Years ago when I got my first bird feeder, I thought it would make me happy. But it had the opposite effect. Whenever I looked at it, I was mostly angry.
I thought my feeder would attract red birds, robins, blue jays, goldfinches, woodpeckers, bluebirds, and other colorful, flashy songbirds. And some of those birds that I wanted to see did come. But mostly the feeder attracted not the pretty, rare birds, but the common, dull ones: Sparrows, crows, and starlings.
What were they doing at my feeder? I wanted rare, colorful, attractive songbirds. But what I mostly got were birds that were ordinary, dull, and unattractive.
One day my elderly, next door neighbor said how much she enjoyed watching my feeder. But I told her how disappointed I felt about it. In response she said this, “God loves them all. You should, too.” I was speechless. She was right.
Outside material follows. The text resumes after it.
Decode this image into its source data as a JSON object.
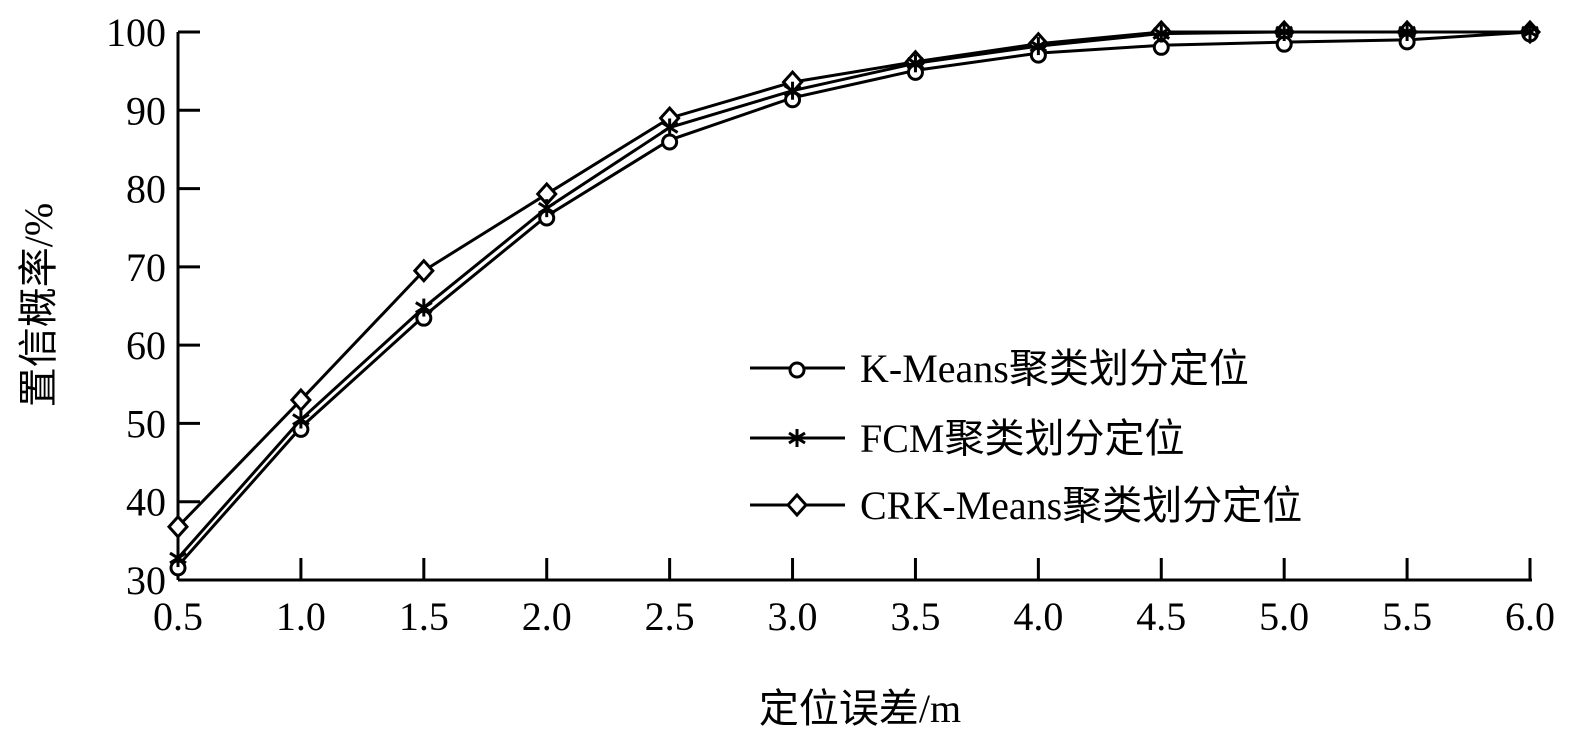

I remember those wise words when my old, mistaken opinion arises not when I think about birds, but when I think about my days.
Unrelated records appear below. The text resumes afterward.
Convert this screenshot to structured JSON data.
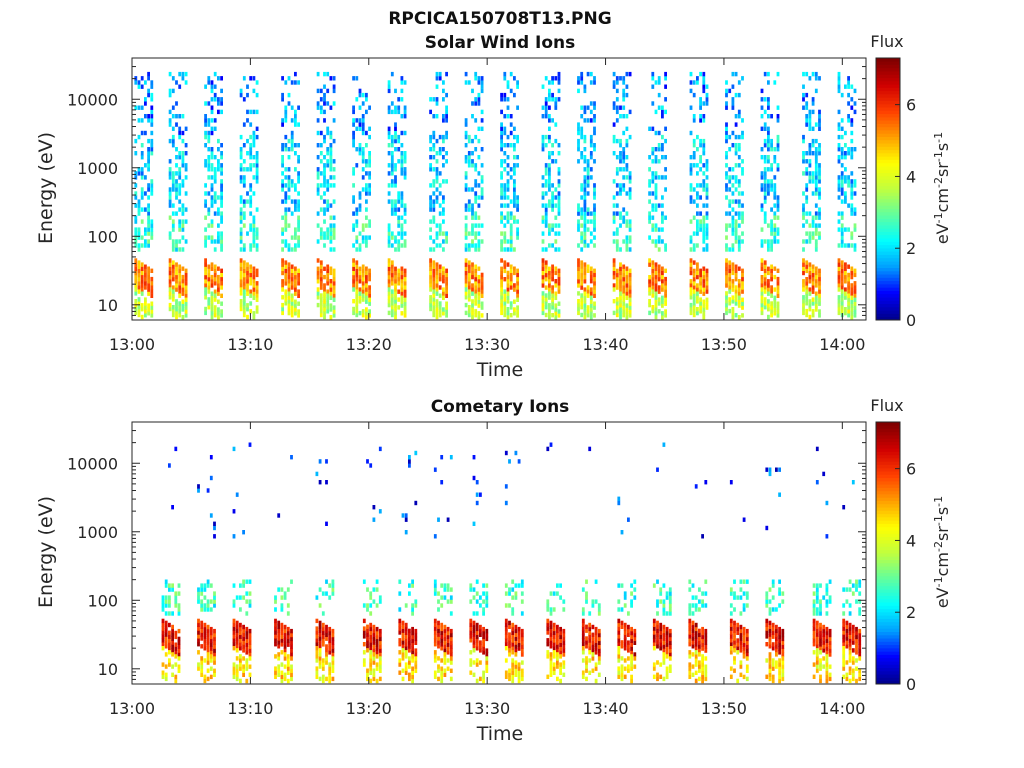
{
  "figure": {
    "title": "RPCICA150708T13.PNG"
  },
  "colorbar": {
    "label_parts": [
      "eV",
      "-1",
      "cm",
      "-2",
      "sr",
      "-1",
      "s",
      "-1"
    ],
    "colors": [
      "#00008f",
      "#0000ff",
      "#00a0ff",
      "#00ffff",
      "#60ff9f",
      "#c0ff3f",
      "#ffff00",
      "#ffa000",
      "#ff4000",
      "#d00000",
      "#800000"
    ]
  },
  "chart_data": [
    {
      "type": "heatmap",
      "title": "Solar Wind Ions",
      "xlabel": "Time",
      "ylabel": "Energy (eV)",
      "y_scale": "log",
      "ylim": [
        6,
        40000
      ],
      "x_range": [
        "13:00",
        "14:02"
      ],
      "x_ticks": [
        "13:00",
        "13:10",
        "13:20",
        "13:30",
        "13:40",
        "13:50",
        "14:00"
      ],
      "y_ticks": [
        "10",
        "100",
        "1000",
        "10000"
      ],
      "colorbar": {
        "title": "Flux",
        "ticks": [
          "0",
          "2",
          "4",
          "6"
        ],
        "range": [
          0,
          7.3
        ]
      },
      "sweep_start_minutes": [
        0.2,
        3.1,
        6.1,
        9.1,
        12.6,
        15.6,
        18.6,
        21.6,
        25.1,
        28.1,
        31.1,
        34.6,
        37.6,
        40.6,
        43.6,
        47.1,
        50.1,
        53.1,
        56.6,
        59.6
      ],
      "bands": [
        {
          "emin": 3000,
          "emax": 25000,
          "flux": 1.5,
          "occupancy": 0.3
        },
        {
          "emin": 200,
          "emax": 3000,
          "flux": 1.9,
          "occupancy": 0.45
        },
        {
          "emin": 60,
          "emax": 200,
          "flux": 2.5,
          "occupancy": 0.5
        },
        {
          "emin": 15,
          "emax": 40,
          "flux": 5.3,
          "occupancy": 0.9
        },
        {
          "emin": 6,
          "emax": 15,
          "flux": 3.7,
          "occupancy": 0.75
        }
      ]
    },
    {
      "type": "heatmap",
      "title": "Cometary Ions",
      "xlabel": "Time",
      "ylabel": "Energy (eV)",
      "y_scale": "log",
      "ylim": [
        6,
        40000
      ],
      "x_range": [
        "13:00",
        "14:02"
      ],
      "x_ticks": [
        "13:00",
        "13:10",
        "13:20",
        "13:30",
        "13:40",
        "13:50",
        "14:00"
      ],
      "y_ticks": [
        "10",
        "100",
        "1000",
        "10000"
      ],
      "colorbar": {
        "title": "Flux",
        "ticks": [
          "0",
          "2",
          "4",
          "6"
        ],
        "range": [
          0,
          7.3
        ]
      },
      "sweep_start_minutes": [
        2.5,
        5.5,
        8.5,
        12.0,
        15.5,
        19.5,
        22.5,
        25.5,
        28.5,
        31.5,
        35.0,
        38.0,
        41.0,
        44.0,
        47.0,
        50.5,
        53.5,
        57.5,
        60.0
      ],
      "bands": [
        {
          "emin": 800,
          "emax": 20000,
          "flux": 1.0,
          "occupancy": 0.03
        },
        {
          "emin": 60,
          "emax": 200,
          "flux": 2.6,
          "occupancy": 0.35
        },
        {
          "emin": 18,
          "emax": 45,
          "flux": 6.3,
          "occupancy": 0.95
        },
        {
          "emin": 6,
          "emax": 18,
          "flux": 4.5,
          "occupancy": 0.6
        }
      ]
    }
  ]
}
I want my life to be filled with attractive days filled only with sunshine, happiness, and success – and those days do come. Sometimes. But my life is mostly common days filled with ordinary, unremarkable things like struggle, uncertainty, and thankless tasks like cleaning the toilet and taking out the trash.
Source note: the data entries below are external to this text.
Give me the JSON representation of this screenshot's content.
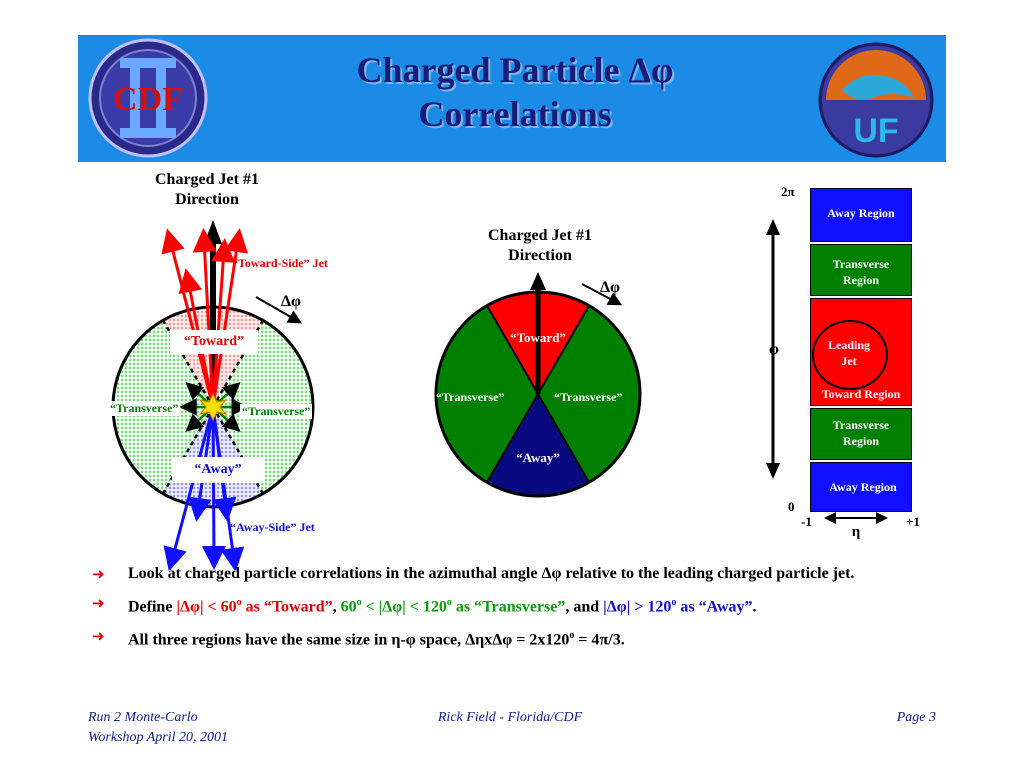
{
  "slide": {
    "title_line1": "Charged Particle Δφ",
    "title_line2": "Correlations",
    "logo_left_text": "CDF",
    "logo_right_text": "UF"
  },
  "left_diagram": {
    "jet_label_line1": "Charged Jet #1",
    "jet_label_line2": "Direction",
    "toward_side_jet": "“Toward-Side” Jet",
    "away_side_jet": "“Away-Side” Jet",
    "dphi": "Δφ",
    "toward": "“Toward”",
    "transverse_left": "“Transverse”",
    "transverse_right": "“Transverse”",
    "away": "“Away”"
  },
  "middle_diagram": {
    "jet_label_line1": "Charged Jet #1",
    "jet_label_line2": "Direction",
    "dphi": "Δφ",
    "toward": "“Toward”",
    "transverse_left": "“Transverse”",
    "transverse_right": "“Transverse”",
    "away": "“Away”"
  },
  "right_diagram": {
    "top_axis": "2π",
    "bottom_axis": "0",
    "phi_label": "φ",
    "eta_label": "η",
    "eta_min": "-1",
    "eta_max": "+1",
    "away_region_top": "Away Region",
    "transverse_top_line1": "Transverse",
    "transverse_top_line2": "Region",
    "leading_jet_line1": "Leading",
    "leading_jet_line2": "Jet",
    "toward_region": "Toward Region",
    "transverse_bottom_line1": "Transverse",
    "transverse_bottom_line2": "Region",
    "away_region_bottom": "Away Region"
  },
  "bullets": {
    "b1": "Look at charged particle correlations in the azimuthal angle Δφ relative to the leading charged particle jet.",
    "b2_define": "Define ",
    "b2_toward_a": "|Δφ| < 60",
    "b2_toward_b": " as “Toward”",
    "b2_sep1": ", ",
    "b2_trans_a": "60",
    "b2_trans_b": " < |Δφ| < 120",
    "b2_trans_c": " as “Transverse”",
    "b2_sep2": ", and ",
    "b2_away_a": "|Δφ| > 120",
    "b2_away_b": " as “Away”",
    "b2_end": ".",
    "b3_a": "All three regions have the same size in η-φ space, ΔηxΔφ = 2x120",
    "b3_b": " = 4π/3.",
    "degree": "o"
  },
  "footer": {
    "left_line1": "Run 2 Monte-Carlo",
    "left_line2": "Workshop April 20, 2001",
    "center": "Rick Field - Florida/CDF",
    "right": "Page 3"
  },
  "colors": {
    "header": "#1b8be6",
    "title": "#1b1b7a",
    "red": "#ff0000",
    "green": "#008000",
    "navy": "#0a0a80",
    "blue": "#1010ff"
  }
}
Given that, when I come to the story of Jesus’ Transfiguration, I mostly read it with a sense of envy: What doesn’t my walk with the Lord have more mountaintop moments like this? This moment described in Scripture is like seeing a bald eagle. My moments mostly involve seeing another, boring old sparrow.
But what if my neighbor was not only right about God loving every bird, but also about God loving every moment? About God being in every moment? And about God loving us and being present to us in every, common moment of our lives? If that is so, then God is here, right now – hiding in plain sight.
After all, that was the point of the Transfiguration: The disciples finally got it: That Jesus was who he said he was. If that is the case, then that realization and joy can be ours as well.
The Catholic spiritual writer Richard Rohr sums it up this way: If Jesus is the face of God, then we can trust that God is good and we are loved and that all shall be well. You don’t have to trudge up a mountain to find that rarified truth. That truth is right here – permeating all our “common” moments; empowering us in all our struggles; even accompanying us in moments that seem unremarkable, tedious and even terrible.
After all, isn’t that the ultimate truth of the cross? That no place is too terrible; no moment is too dark; and no fate is so doomed that Christ will not enter into it out of solidarity with us. Christ is with us in it all. And Christ shall bring us through it all. That is the truth of Easter and the promise of the Resurrection.
If we keep faith in that truth as we walk with Christ through the common moments of our lives, maybe they won’t seem so ordinary or overwhelming – or under-whelming! Maybe if we can keep sight of that in the valleys of our lives, then we won’t envy or need anything “higher,” “better,” or more “glorious.” Maybe we will realize that in the mixture of success and failure, joy and pain that comes to all of us that Christ is with us in it all – and that is all we need.
Maybe if we just hold onto that, we would begin to see the miraculous in the everyday, the extraordinary within the ordinary, and the glory of the mountaintop moment in our common, valley floor days. Maybe then we wouldn’t crave the special quite so much and we could begin to savor and enjoy the grace God gives us all the time. Maybe then, like Peter, James, and John, we would only see Jesus – and that grace would be more than enough.